McKinsey hamlesi geldi
Yeni Ekonomi Programı (YEP) sonrası açıklamalarda bulunan Hazine ve Maliye Bakanı Berat Albayrak, YEP’in üç ana başlığı kapsadığını vurgularken bunları dengelenme, disiplin ve dönüşüm olarak sıraladı. Özellikle değişim ile ilgili yeni bir birim kurduklarını aktaran Albayrak, “Yeni program bünyesinde kurulan Maliyet ve Dönüşüm Ofisi için uluslararası yönetim şirketi McKinsey ile çalışmaya karar verdik. 16 bakanlıktan temsilcilerin bulunduğu bu ofis, tüm hedeflerimizi ve sonuçlarımızı her çeyrekte kontrol edecek” dedi. Konuyla ilgili farklı bakış açıları olmakla birlikte kararı doğru bulanlar ekonomi yönetiminin elini güçlendirmek amacıyla yurt dışında kabul gören bir kurumla çalışarak yabancı sermayeye daha güçlü güven verileceğini dile getiriyorlar.

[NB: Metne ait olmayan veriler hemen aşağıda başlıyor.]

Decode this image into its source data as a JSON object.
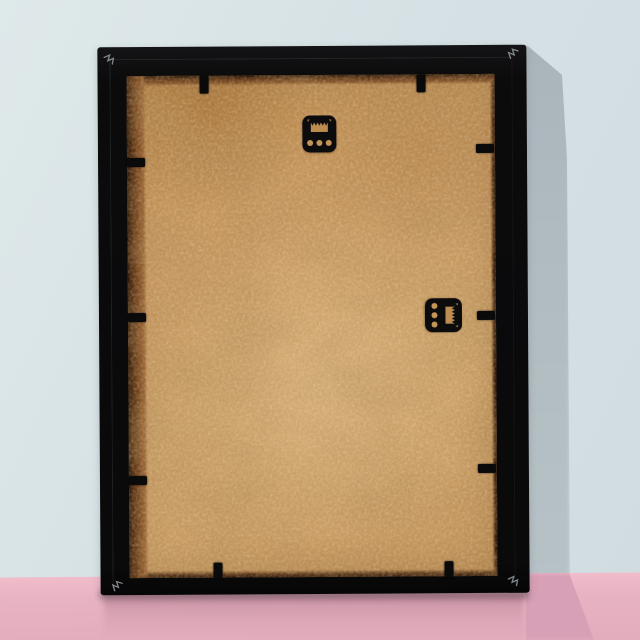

Gerek yurtdışı konjonktür, gerekse yurt içerisinde yaşanan gelişmeler ortada bir güven sorunu olduğunu gösteriyor. Son Akbank sendikasyon kredisi ve yabancıların hisse alımları, yabancı yatırımcıların ülke ekonomisine yerlilerden daha fazla güven duyduğu izlenimini veriyor. Yerliler döviz almaya devam ediyor. Dahası son döviz hareketinde olduğu gibi dalgalanmalara kapılarak ekonomide daha büyük türbülansların oluşmasına neden olabiliyorlar. Mevcut durum özellikle yerliler açısından henüz güven sorununun aşılmadığını gösteriyor.
FED stresi
FED, yılbaşından bu yana üçüncü defa faiz oranlarını artırdı. FED, iki günlük para politikası toplantısı sonrası beklentiler dahilinde politika faizinde 25 baz puan artış gerçekleştirerek faizi yüzde 2.25’e yükseltti. Aralık ayında dördüncü bir artış bekleniyor. FED’in aralık ayında bir, 2019’da üç ve 2020’de bir faiz artırımı daha yapacağı öngörülüyor. ABD’de yükselen faizler nedeniyle önümüzdeki dönemde gelişmekte olan ülkeler için stres devam edecek.
Yabancı hisse alıyor
Yurtdışında yerleşik kişiler, 21 Eylül haftasında 137.9 milyon dolarlık hisse senedi aldı, 117.6 milyon dolarlık tahvil sattı. 13 Eylül’de faizin yüzde 24’e yükseltilmesine rağmen tahvile yeterli ilgi yok. Yurtdışında yerleşik kişilerin bir önceki hafta 25 milyar 246 milyon dolar olan hisse senedi stoku, söz konusu haftada 26 milyar 224 milyon dolara yükseldi. Hisse senetlerindeki alımların banka hisseleriyle güçlendiği gözleniyor.
Bankalar yükselişte
BIST Banka Endeksi bir haftada yüzde 11 değer kazandı. Akbank’ın YEP’in açıklanmasının hemen ardından 980 milyon dolar sendikasyon kredisi alması sektör hisselerine olumlu yansıdı. Kredi kuruluşlarının ülke notunun ardından bankaların kredi notlarını düşürmeleri, ülke riskinin Yunanistan’ın üzerinde olmasına rağmen sendikasyon kredisinin yüzde 100 üzerinde çevrilmiş olması önemli bir başarı. Her ne kadar kredi sağlama maliyetinde artış gözlense de böyle bir ortamda güçlü bankalardan alınan sendikasyon kredisi, Türk bankalarına olan güvenin de bir göstergesi olarak değerlendirilmeli. Söz konusu durum TL’nin değer kazanmasını imkan sağlarken banka sektörüne de ilginin artmasına olanak tanıyor. Hisse senetleri yatırımcıların radarında olmaya devam edecek.